Elektronischer Kampf: STARK übernimmt Start-up Raydiant RF

Anzeige

Das Defence-Tech-Unternehmen STARK hat das in Berlin ansässige Start-up Raydiant RF übernommen. Mit diesem strategischen Schritt will STARK seine Fähigkeiten in der Elektronischen Kampfführung (EK) deutlich ausbauen, wie aus einer Mitteilung des Unternehmens hervorgeht.

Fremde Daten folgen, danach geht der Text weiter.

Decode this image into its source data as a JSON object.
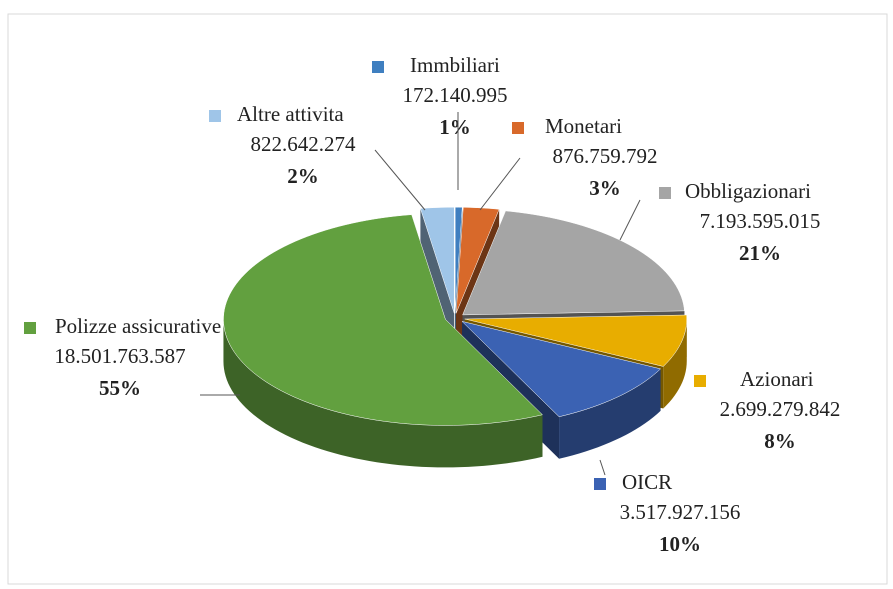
{
  "chart_data": {
    "type": "pie",
    "categories": [
      "Immbiliari",
      "Monetari",
      "Obbligazionari",
      "Azionari",
      "OICR",
      "Polizze assicurative",
      "Altre attivita"
    ],
    "values": [
      172140995,
      876759792,
      7193595015,
      2699279842,
      3517927156,
      18501763587,
      822642274
    ],
    "value_labels": [
      "172.140.995",
      "876.759.792",
      "7.193.595.015",
      "2.699.279.842",
      "3.517.927.156",
      "18.501.763.587",
      "822.642.274"
    ],
    "percent_labels": [
      "1%",
      "3%",
      "21%",
      "8%",
      "10%",
      "55%",
      "2%"
    ],
    "colors": [
      "#3f7fc0",
      "#d8692a",
      "#a5a5a5",
      "#e8ad00",
      "#3b62b3",
      "#62a03f",
      "#9fc5e8"
    ]
  }
}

Raydiant RF wurde laut Mitteilung 2024 in der Urban Tech Republic in Berlin-Tegel gegründet. Das Unternehmen entwickele für unbemannte Plattformen gerichtete Kommunikations- und Erkennungssysteme für Funksignale im Gefechtsfeld (Spektrumaufklärung), mit dem Ziel, elektromagnetische Signaturen zu minimieren und Störangriffe direkt auf Hardware-Ebene abzuwehren.

Anzeige

Die Technologie von Raydiant RF wird den Angaben zufolge in die Missionsführungssoftware Minerva von STARK integriert und erweitert damit den KI-Backbone der Plattform. Dadurch wird der elektromagnetische Gefechtsraum, der bislang unsichtbar blieb, sichtbar, was es unbemannten Systemen ermöglicht, sich anzupassen und zu überleben, wie es in der Mitteilung heißt.

Anzeige

Der Gründer von Raydiant RF, Luca Steinweg, wechselt als Head of Communications/Electronic Warfare zu STARK und leitet die neue Einheit. Das vierköpfige Ingenieurteam von Raydiant RF wird den Angaben zufolge in das Team von STARK integriert.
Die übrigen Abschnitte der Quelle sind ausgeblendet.